One of the first such experiments was a mid-1980s Singapore Broadcasting Corporation (SBC) production on Channel 8, the only Chinese language television channel at the time. It was a daily Mandarin drama serial starring popular actor Li Nan Xing as the main protagonist. He portrayed a handsome, masculine, struggling model who was the love interest of a stereotypically effeminate gay man hopelessly enamoured of Li's male beauty and bent on seducing him. Groundbreaking scenes, never before seen in a local production, included sexily shot close-up sequences of Li's muscular body as he exercised on gym equipment, the lascivious lip-licking of the gay character as he watched Li exercising, the attempted resting of the homosexual character's cheek on Li's sweaty body (see video), staged disco scenes of gay men dancing, including a swimming trunk fashion show, two gay lovers having a tiff in a carpark and an attempt at oral sex by the gay character on Li in a car.
Audible grunts of apparent disgust could be heard emanating from some homes during the airing of these landmark scenes on primetime slots. In the following weeks, numerous letters of complaint were received by SBC and the serial's introduction of homosexuality spawned several articles in the Chinese press. These factors caused the station to shelve its experimentation with gay subplots for many years.
More acceptable to the general public were cross-dressing comedy skits, especially by superstar comedian Jack Neo and drag icon Kumar , in which the roles they portrayed were 100% female and in which there were no hints of masculine homosexuality. Effeminate mannerisms and behaviour by non-cross-dressing male television artistes, especially in comedic routines, were also well-received, provided they made no references to homosexuality.

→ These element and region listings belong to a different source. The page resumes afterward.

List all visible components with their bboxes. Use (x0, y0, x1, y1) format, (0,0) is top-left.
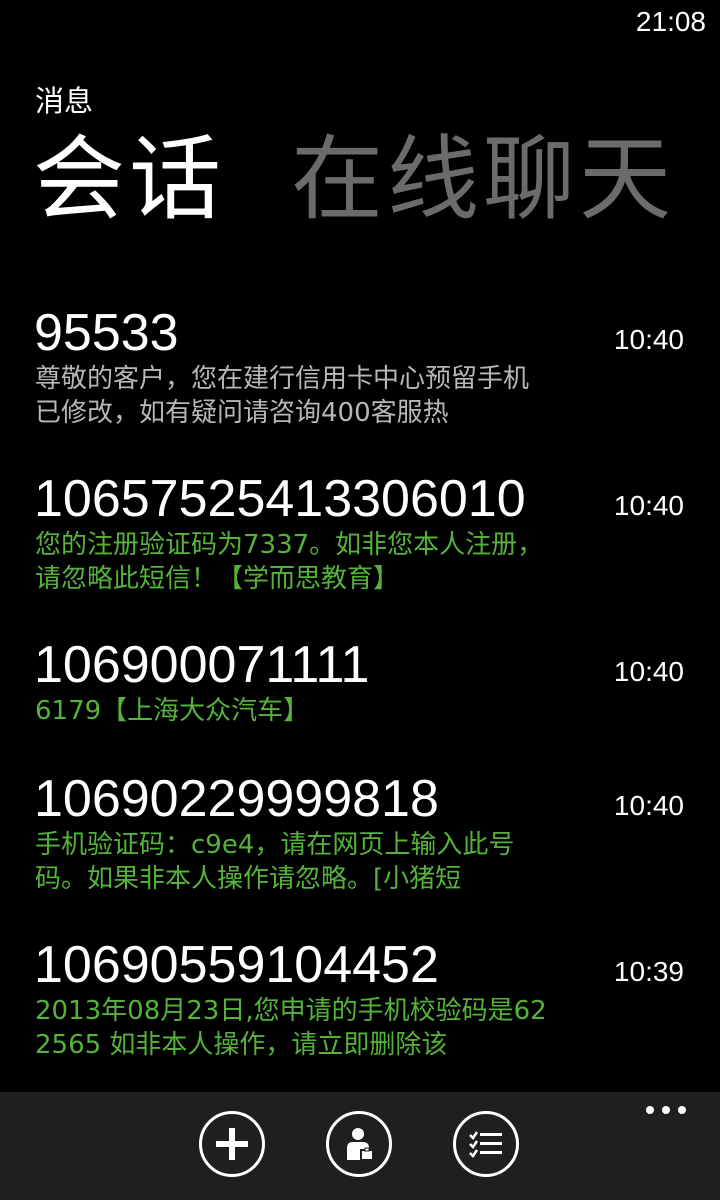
status-bar: 21:08 (0, 0, 720, 48)
message-time: 10:39 (613, 956, 684, 987)
new-message-button[interactable] (199, 1111, 265, 1177)
message-preview: 尊敬的客户，您在建行信用卡中心预留手机已修改，如有疑问请咨询400客服热 (35, 364, 530, 428)
message-preview: 您的注册验证码为7337。如非您本人注册，请忽略此短信！【学而思教育】 (35, 530, 544, 594)
message-item[interactable]: 95533 10:40 尊敬的客户，您在建行信用卡中心预留手机已修改，如有疑问请… (0, 300, 720, 460)
message-time: 10:40 (613, 656, 684, 687)
message-sender: 95533 (34, 304, 179, 362)
message-preview: 2013年08月23日,您申请的手机校验码是622565 如非本人操作，请立即删… (35, 996, 547, 1060)
contacts-button[interactable] (326, 1111, 392, 1177)
message-preview: 6179【上海大众汽车】 (35, 696, 310, 726)
message-sender: 10690559104452 (34, 936, 439, 994)
message-item[interactable]: 10690559104452 10:39 2013年08月23日,您申请的手机校… (0, 932, 720, 1092)
pivot-header-bar: 会话 在线聊天 (33, 122, 720, 237)
message-time: 10:40 (613, 324, 684, 355)
add-icon (216, 1128, 248, 1160)
pivot-tab-conversations[interactable]: 会话 (33, 122, 225, 237)
message-sender: 10657525413306010 (34, 470, 526, 528)
more-icon[interactable] (646, 1100, 686, 1120)
message-item[interactable]: 10690229999818 10:40 手机验证码：c9e4，请在网页上输入此… (0, 766, 720, 926)
app-title: 消息 (35, 84, 94, 118)
select-button[interactable] (453, 1111, 519, 1177)
app-bar (0, 1092, 720, 1200)
pivot-tab-online-chat[interactable]: 在线聊天 (291, 122, 675, 237)
contact-icon (347, 1128, 374, 1161)
message-time: 10:40 (613, 490, 684, 521)
message-sender: 106900071111 (34, 636, 370, 694)
message-time: 10:40 (613, 790, 684, 821)
message-preview: 手机验证码：c9e4，请在网页上输入此号码。如果非本人操作请忽略。[小猪短 (35, 830, 515, 894)
select-list-icon (469, 1131, 502, 1158)
message-sender: 10690229999818 (34, 770, 439, 828)
status-clock: 21:08 (635, 6, 706, 37)
message-item[interactable]: 10657525413306010 10:40 您的注册验证码为7337。如非您… (0, 466, 720, 626)
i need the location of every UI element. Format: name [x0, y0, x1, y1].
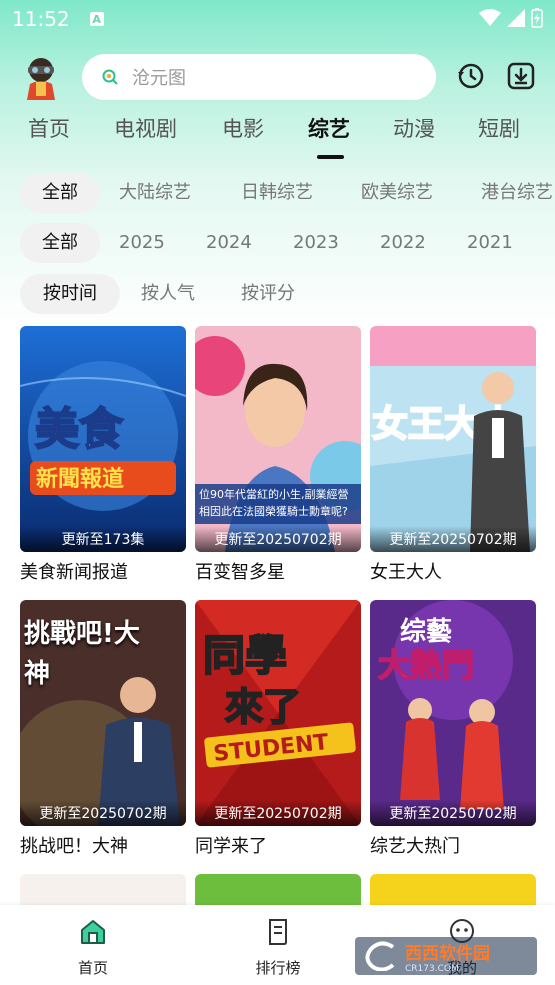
year-filter-row: 全部 2025 2024 2023 2022 2021: [0, 223, 555, 263]
video-card[interactable]: 综藝 大熱門 更新至20250702期 综艺大热门: [370, 600, 536, 858]
year-filter-all[interactable]: 全部: [20, 223, 100, 263]
poster-image: 女王大人 更新至20250702期: [370, 326, 536, 552]
card-title: 美食新闻报道: [20, 562, 128, 583]
region-filter-all[interactable]: 全部: [20, 173, 100, 213]
poster-caption-text: 位90年代當紅的小生,副業經營相因此在法國榮獲騎士勳章呢?: [199, 488, 349, 518]
poster-image: 挑戰吧!大神 更新至20250702期: [20, 600, 186, 826]
home-icon: [81, 920, 105, 944]
sort-filter-row: 按时间 按人气 按评分: [0, 274, 555, 314]
year-filter-2024[interactable]: 2024: [206, 223, 252, 263]
active-tab-indicator: [317, 155, 344, 159]
poster-image: 综藝 大熱門 更新至20250702期: [370, 600, 536, 826]
ranking-icon: [269, 919, 287, 945]
card-title: 同学来了: [195, 836, 267, 857]
notification-icon: A: [89, 12, 104, 26]
video-card[interactable]: 位90年代當紅的小生,副業經營相因此在法國榮獲騎士勳章呢? 更新至2025070…: [195, 326, 361, 584]
video-card[interactable]: 美食 新聞報道 更新至173集 美食新闻报道: [20, 326, 186, 584]
tab-variety[interactable]: 综艺: [308, 113, 350, 143]
nav-ranking[interactable]: 排行榜: [228, 917, 328, 978]
watermark-text: 西西软件园: [405, 943, 490, 964]
watermark-site: CR173.COM: [405, 963, 459, 974]
video-card[interactable]: 女王大人 更新至20250702期 女王大人: [370, 326, 536, 584]
video-card[interactable]: 挑戰吧!大神 更新至20250702期 挑战吧！大神: [20, 600, 186, 858]
card-title: 女王大人: [370, 562, 442, 583]
year-filter-2025[interactable]: 2025: [119, 223, 165, 263]
update-badge: 更新至20250702期: [20, 800, 186, 826]
poster-image: 同學 來了 STUDENT 更新至20250702期: [195, 600, 361, 826]
region-filter-hk-tw[interactable]: 港台综艺: [481, 173, 553, 213]
download-icon[interactable]: [507, 62, 535, 90]
update-badge: 更新至173集: [20, 526, 186, 552]
tab-tv-series[interactable]: 电视剧: [114, 113, 177, 143]
poster-title-text: 美食: [35, 404, 124, 455]
status-bar: 11:52 A: [0, 0, 555, 38]
sort-by-popularity[interactable]: 按人气: [141, 274, 195, 314]
status-icons: [479, 8, 543, 28]
region-filter-mainland[interactable]: 大陆综艺: [119, 173, 191, 213]
poster-image: 美食 新聞報道 更新至173集: [20, 326, 186, 552]
year-filter-2021[interactable]: 2021: [467, 223, 513, 263]
avatar[interactable]: [22, 56, 60, 100]
year-filter-2022[interactable]: 2022: [380, 223, 426, 263]
region-filter-row: 全部 大陆综艺 日韩综艺 欧美综艺 港台综艺: [0, 173, 555, 213]
nav-home[interactable]: 首页: [43, 917, 143, 978]
search-icon: [102, 69, 118, 85]
wifi-icon: [479, 9, 501, 26]
tab-short-drama[interactable]: 短剧: [478, 113, 520, 143]
card-title: 百变智多星: [195, 562, 285, 583]
search-placeholder: 沧元图: [132, 68, 186, 89]
history-icon[interactable]: [457, 62, 485, 90]
battery-icon: [531, 8, 543, 28]
poster-title-line1: 同學: [203, 631, 287, 680]
card-title: 挑战吧！大神: [20, 836, 128, 857]
update-badge: 更新至20250702期: [195, 526, 361, 552]
search-bar[interactable]: 沧元图: [82, 54, 436, 100]
year-filter-2023[interactable]: 2023: [293, 223, 339, 263]
video-card[interactable]: 同學 來了 STUDENT 更新至20250702期 同学来了: [195, 600, 361, 858]
tab-home[interactable]: 首页: [28, 113, 70, 143]
update-badge: 更新至20250702期: [370, 526, 536, 552]
poster-image: 位90年代當紅的小生,副業經營相因此在法國榮獲騎士勳章呢? 更新至2025070…: [195, 326, 361, 552]
nav-home-label: 首页: [77, 959, 108, 977]
poster-title-line1: 综藝: [400, 616, 452, 647]
sort-by-rating[interactable]: 按评分: [241, 274, 295, 314]
poster-subtitle-text: 新聞報道: [36, 466, 124, 492]
poster-title-line2: 大熱門: [378, 646, 474, 684]
status-time: 11:52: [12, 7, 70, 31]
header: 沧元图: [0, 52, 555, 102]
update-badge: 更新至20250702期: [195, 800, 361, 826]
watermark-logo-icon: [365, 941, 395, 971]
card-title: 综艺大热门: [370, 836, 460, 857]
watermark-overlay: 西西软件园 CR173.COM: [355, 937, 537, 975]
nav-ranking-label: 排行榜: [255, 959, 301, 977]
tab-movies[interactable]: 电影: [222, 113, 264, 143]
signal-icon: [507, 9, 525, 27]
region-filter-europe-us[interactable]: 欧美综艺: [361, 173, 433, 213]
tab-anime[interactable]: 动漫: [393, 113, 435, 143]
main-tabs: 首页 电视剧 电影 综艺 动漫 短剧: [0, 113, 555, 163]
sort-by-time[interactable]: 按时间: [20, 274, 120, 314]
poster-title-line2: 來了: [225, 685, 301, 729]
update-badge: 更新至20250702期: [370, 800, 536, 826]
region-filter-japan-korea[interactable]: 日韩综艺: [241, 173, 313, 213]
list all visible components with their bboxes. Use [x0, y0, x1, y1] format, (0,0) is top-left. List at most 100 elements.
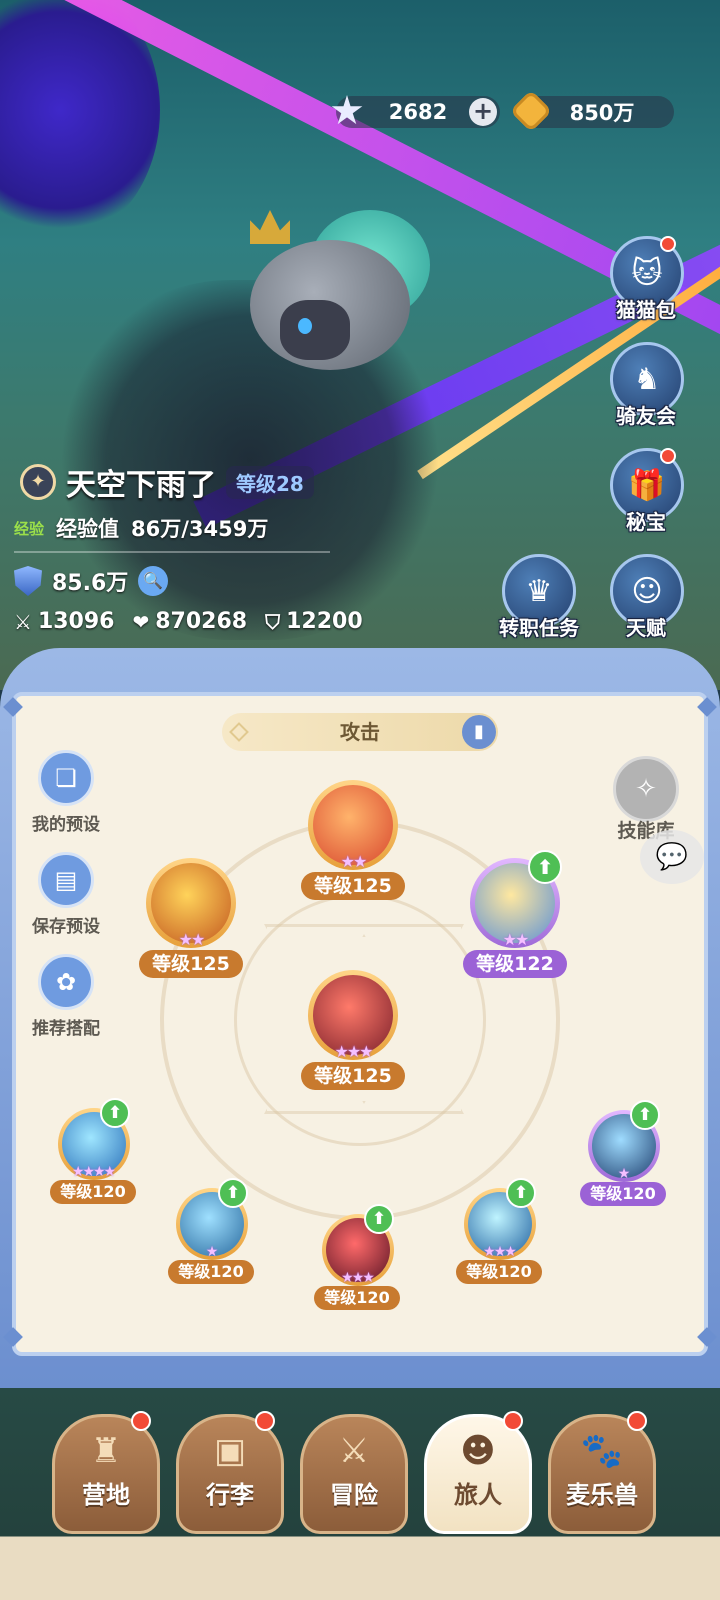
side-button-talent[interactable]: ☺ 天赋 [598, 554, 694, 658]
add-gems-button[interactable]: + [469, 98, 497, 126]
nav-tab[interactable]: ⚔ 冒险 [300, 1414, 408, 1534]
skill-level: 等级122 [463, 950, 567, 978]
skill-level: 等级125 [301, 872, 405, 900]
nav-label: 行李 [206, 1481, 254, 1509]
save-disk-icon: ▤ [38, 852, 94, 908]
traveler-avatar-icon: ☻ [460, 1431, 496, 1471]
upgrade-arrow-icon: ⬆ [218, 1178, 248, 1208]
nav-tab[interactable]: ▣ 行李 [176, 1411, 284, 1534]
exp-value: 86万/3459万 [131, 517, 269, 541]
experience-row: 经验 经验值 86万/3459万 [14, 513, 268, 543]
attack-stat: ⚔ 13096 [14, 609, 114, 634]
button-label: 保存预设 [32, 917, 100, 937]
player-name: 天空下雨了 [66, 468, 216, 503]
skill-stars: ★★★★ [71, 1164, 116, 1180]
diamond-icon [229, 722, 249, 742]
shield-icon: ⛉ [265, 609, 281, 634]
side-button-treasure[interactable]: 🎁 秘宝 [598, 448, 694, 552]
skill-category-tab[interactable]: 攻击 ▮ [222, 713, 498, 751]
backpack-icon: ▣ [213, 1431, 247, 1471]
button-label: 推荐搭配 [32, 1019, 100, 1039]
gem-amount: 2682 [388, 100, 448, 124]
skill-stars: ★★ [340, 852, 368, 871]
side-button-cat-bag[interactable]: 🐱 猫猫包 [598, 236, 694, 340]
skill-slot[interactable]: ★★★★ 等级120 ⬆ [48, 1098, 138, 1218]
upgrade-arrow-icon: ⬆ [100, 1098, 130, 1128]
recommend-icon: ✿ [38, 954, 94, 1010]
upgrade-arrow-icon: ⬆ [528, 850, 562, 884]
skill-slot[interactable]: ★ 等级120 ⬆ [166, 1178, 256, 1298]
skill-level: 等级120 [456, 1260, 542, 1284]
nav-label: 营地 [82, 1481, 130, 1509]
compass-icon[interactable]: ✦ [20, 464, 56, 500]
skill-level: 等级125 [139, 950, 243, 978]
skill-slot[interactable]: ★★ 等级125 [136, 858, 246, 988]
skill-slot[interactable]: ★★ 等级125 [298, 780, 408, 910]
skill-stars: ★★★ [334, 1042, 373, 1061]
side-button-job-quest[interactable]: ♛ 转职任务 [484, 554, 594, 658]
search-icon[interactable]: 🔍 [138, 566, 169, 596]
hp-value: 870268 [155, 609, 248, 634]
notification-dot [660, 448, 676, 464]
chat-bubble-icon[interactable]: 💬 [640, 830, 704, 884]
player-character [240, 210, 460, 460]
shield-badge-icon [14, 566, 42, 596]
notification-dot [255, 1411, 275, 1431]
skill-slot[interactable]: ★★ 等级122 ⬆ [460, 850, 570, 988]
skill-stars: ★★ [502, 930, 530, 949]
exp-tag: 经验 [14, 519, 45, 538]
nav-tab[interactable]: ☻ 旅人 [424, 1411, 532, 1534]
recommend-build-button[interactable]: ✿ 推荐搭配 [18, 954, 114, 1039]
side-button-label: 天赋 [626, 616, 666, 640]
gold-amount: 850万 [569, 101, 635, 125]
sparkle-moon-icon: ✧ [613, 756, 679, 822]
defense-value: 12200 [286, 609, 363, 634]
player-name-row: ✦ 天空下雨了 等级28 [20, 460, 314, 504]
nav-tab[interactable]: ♜ 营地 [52, 1411, 160, 1534]
skill-level: 等级120 [168, 1260, 254, 1284]
combat-power-row: 85.6万 🔍 [14, 565, 169, 597]
skill-slot[interactable]: ★★★ 等级120 ⬆ [312, 1204, 402, 1324]
upgrade-arrow-icon: ⬆ [364, 1204, 394, 1234]
skill-slot[interactable]: ★ 等级120 ⬆ [578, 1100, 668, 1220]
nav-tab[interactable]: 🐾 麦乐兽 [548, 1411, 656, 1534]
skill-level: 等级120 [580, 1182, 666, 1206]
side-button-label: 转职任务 [499, 616, 579, 640]
castle-icon: ♜ [90, 1431, 122, 1471]
hp-stat: ❤ 870268 [132, 609, 247, 634]
skill-slot[interactable]: ★★★ 等级120 ⬆ [454, 1178, 544, 1298]
skill-slot[interactable]: ★★★ 等级125 [298, 970, 408, 1100]
gold-coin-icon [509, 89, 553, 133]
preset-cards-icon: ❏ [38, 750, 94, 806]
notification-dot [131, 1411, 151, 1431]
gem-counter: 2682 + [331, 95, 500, 128]
tab-title: 攻击 [340, 720, 380, 744]
character-eye [298, 318, 312, 334]
side-button-label: 猫猫包 [616, 298, 676, 322]
skill-stars: ★★ [178, 930, 206, 949]
attack-value: 13096 [37, 609, 115, 634]
character-face [280, 300, 350, 360]
skill-level: 等级120 [50, 1180, 136, 1204]
save-preset-button[interactable]: ▤ 保存预设 [18, 852, 114, 937]
defense-stat: ⛉ 12200 [265, 609, 363, 634]
side-button-riders-club[interactable]: ♞ 骑友会 [598, 342, 694, 446]
skill-stars: ★ [617, 1166, 631, 1182]
stats-row: ⚔ 13096 ❤ 870268 ⛉ 12200 [14, 609, 381, 634]
skill-level: 等级125 [301, 1062, 405, 1090]
side-button-label: 秘宝 [626, 510, 666, 534]
skill-level: 等级120 [314, 1286, 400, 1310]
book-icon[interactable]: ▮ [462, 715, 496, 749]
notification-dot [660, 236, 676, 252]
crown-icon [250, 210, 290, 244]
skill-stars: ★★★ [483, 1244, 517, 1260]
crossed-swords-icon: ⚔ [14, 609, 32, 634]
notification-dot [627, 1411, 647, 1431]
exp-label: 经验值 [56, 517, 120, 541]
nav-label: 冒险 [330, 1481, 378, 1509]
skill-stars: ★★★ [341, 1270, 375, 1286]
star-crystal-icon [328, 92, 366, 130]
crossed-swords-icon: ⚔ [338, 1431, 370, 1471]
my-presets-button[interactable]: ❏ 我的预设 [18, 750, 114, 835]
player-level: 等级28 [226, 465, 314, 499]
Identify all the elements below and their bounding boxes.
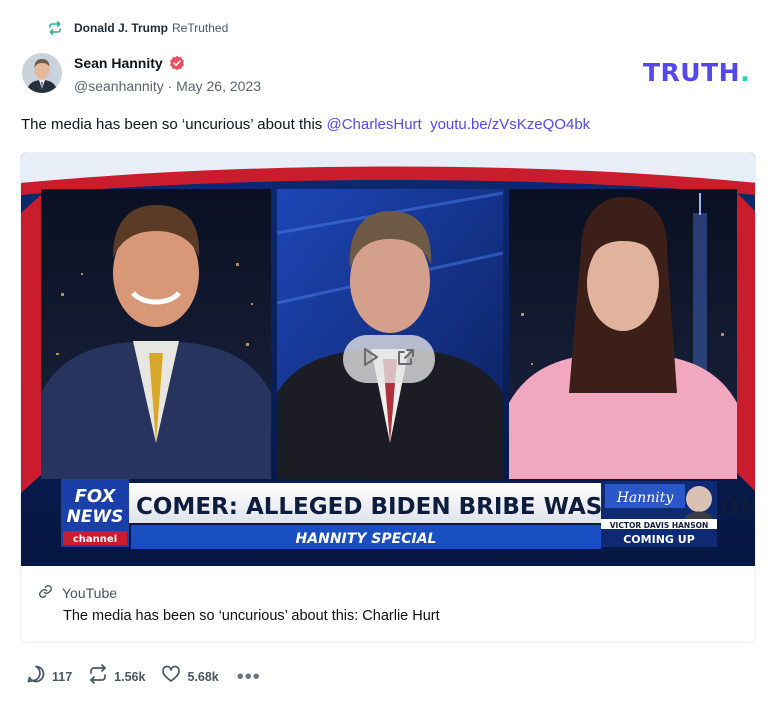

Over the years, many straight comedians, including portly Moses Ng, performed in drag on television without raising eyebrows.
With the introduction of cable television into Singapore, subscription non-free-to-air channels produced overseas, with their more liberal portrayal of homosexuality in news reports, documentaries and dramas, became accessible to local viewers . These exerted no small impact on the mainstream audience, whose previous parochial outlook was broadened to encompass a much wider horizon.
In 2003, Channel NewsAsia (CNA) pioneered a revolution when it uttered the English words "gay" and "lesbian" for the very first time on local television in its feature report on the Sydney Gay and Lesbian Mardi Gras. However, news of foreign gay events was covered more readily, while Singaporean developments were still firmly stuffed in the censorship closet.